Abstract
With individuals subject to attacks of chest pain, in whom there is no evidence by physical or electrocardiographic examination of myocardial (coronary) disease, it is often difficult to be certain of the origin of the pain. We wished to distinguish between those with pain due to impaired coronary circulation, and those in whom the pain arose otherwise. It occurred to us that if one were to produce a general anoxemia, and, therefore a local cardiac anoxemia, there might appear differentiating responses in these 2 groups.
By means of rebreathing, we were able to produce a state of general anoxemia in human subjects. The carbon dioxide was absorbed. It usually took about 10 minutes for the oxygen to become so low that the patient became uncomfortable.

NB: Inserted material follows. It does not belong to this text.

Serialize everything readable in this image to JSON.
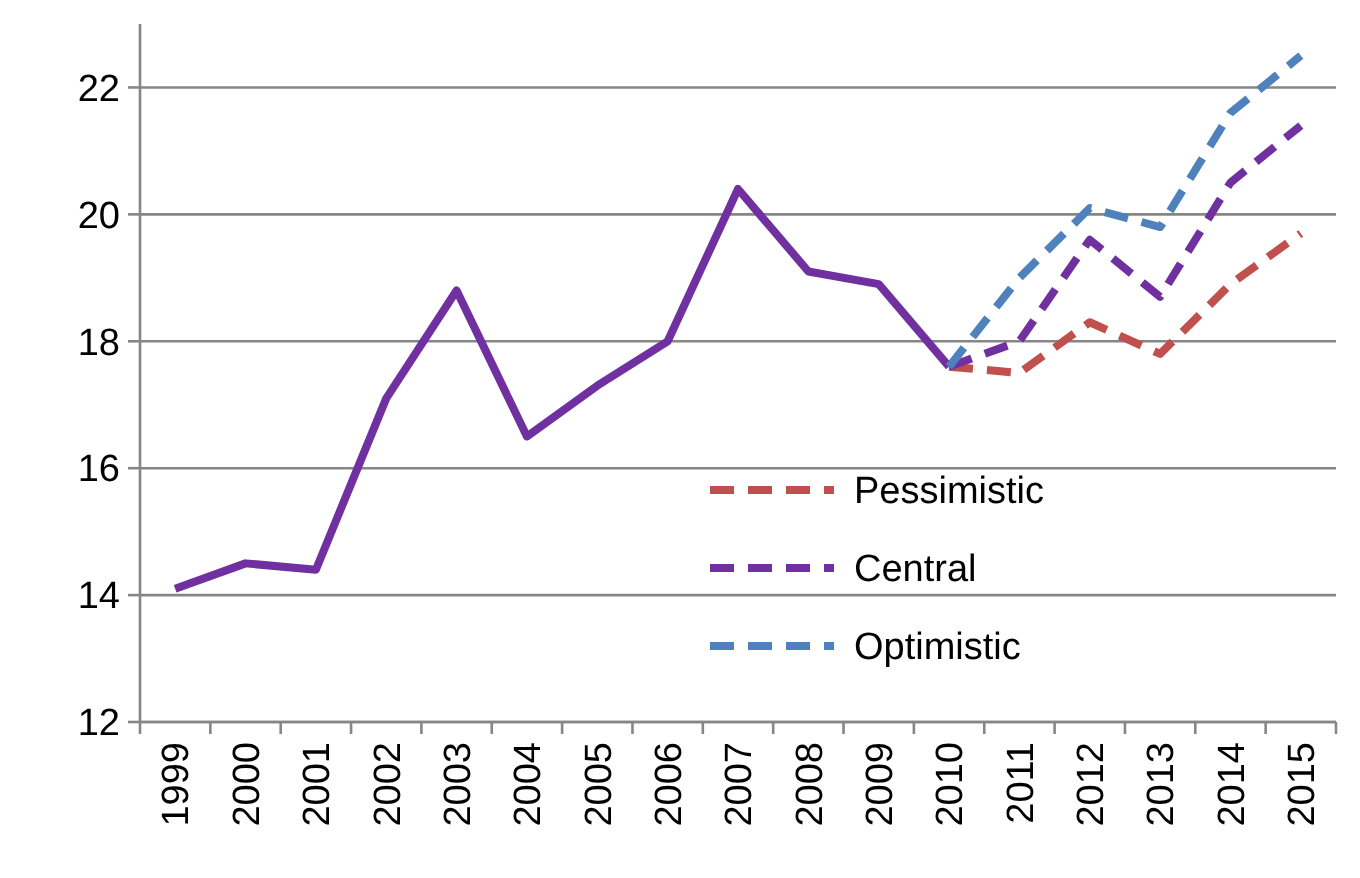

Twenty-seven patients were subjected to the test. Fourteen patients were used as controls. The controls consisted of 4 patients with normal hearts. The remaining cases were patients with chronic valvular disease, paroxysmal auricular fibrillation, rheumatic fever, spondylitis, gall bladder disease, and cardiospasm. None of these patients developed pain. Thirteen were patients with clear-cut histories of attacks of precordial pain brought on by exertion, excitement, eating, or exposure to cold. Ten developed pain during the rebreathing test. Eight of these had no physical or electrocardiographic signs of myocardial disease. The pain appeared when the oxygen fell to about 9 to 10%. This ordinarily took about 8 to 10 minutes. Subjects were advised to raise their hands when they felt uncomfortable, and the experiment was stopped.
It is furthermore interesting to observe that 2 other patients with clinical angina and intra-ventricular block developed pain and additional electrocardiographic changes during the anoxemia.